ルイーザだけではない。ある時期から、身分の高い令嬢や教養に優れた令嬢──言わば後ろ盾になりそうな婚約者候補の辞退が立て続いた。令嬢の婚期を考えると、一シーズンでも無駄にはできないのだから中々進展しない状況に業を煮やしたのだろうと思っていたが、今考えると不自然にも感じる。

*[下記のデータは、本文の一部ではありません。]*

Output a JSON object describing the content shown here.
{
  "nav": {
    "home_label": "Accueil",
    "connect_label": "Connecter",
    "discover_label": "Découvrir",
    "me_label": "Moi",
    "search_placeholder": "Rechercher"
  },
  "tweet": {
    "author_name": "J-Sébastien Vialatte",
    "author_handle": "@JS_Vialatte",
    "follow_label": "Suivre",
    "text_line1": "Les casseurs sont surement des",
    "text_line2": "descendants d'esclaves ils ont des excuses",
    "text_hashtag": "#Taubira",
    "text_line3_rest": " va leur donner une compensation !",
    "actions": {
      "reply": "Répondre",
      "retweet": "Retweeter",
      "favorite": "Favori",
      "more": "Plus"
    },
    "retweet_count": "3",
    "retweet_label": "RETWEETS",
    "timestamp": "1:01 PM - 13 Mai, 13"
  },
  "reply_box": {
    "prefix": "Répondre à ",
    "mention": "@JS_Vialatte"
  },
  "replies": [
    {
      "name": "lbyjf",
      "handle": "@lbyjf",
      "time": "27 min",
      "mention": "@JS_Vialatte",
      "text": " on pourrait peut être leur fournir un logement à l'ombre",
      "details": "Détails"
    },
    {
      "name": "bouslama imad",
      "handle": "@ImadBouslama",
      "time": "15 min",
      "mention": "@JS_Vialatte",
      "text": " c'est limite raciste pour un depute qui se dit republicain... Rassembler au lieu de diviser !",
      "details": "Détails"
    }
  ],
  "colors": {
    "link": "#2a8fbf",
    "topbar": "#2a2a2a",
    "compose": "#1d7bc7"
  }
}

「どちらにしても、今回のことでアーデルベルトは焦っているはずだ。いくら足がつかないようにしても、間者が捕まった以上露呈する可能性は僅かながら残るのだから」
もし、自分が努力を怠らず完璧な王太子として立っていたのであれば。
アーデルベルトは変な野心など抱かなかったのではないだろうか。
もう少し、婚約者決めにきちんと向き合っていれば辞退が続く不自然さにも、もっと早く気づけたのではないだろうか。そうすれば、誰かが訳のわからない陰謀に巻き込まれるのも最小限に抑えられたのではないか、と後悔が押し寄せる。
閉じた瞼の裏には、しっぽを振りながら甘いキャラメルのような色の瞳で、ヴィクトールにおやつをねだる可愛い犬の姿が思い浮かんだ。
目を伏せたまま、親指で眉間の皺を伸ばすようにしながら、ヴィクトールは今後すべきことを考えた。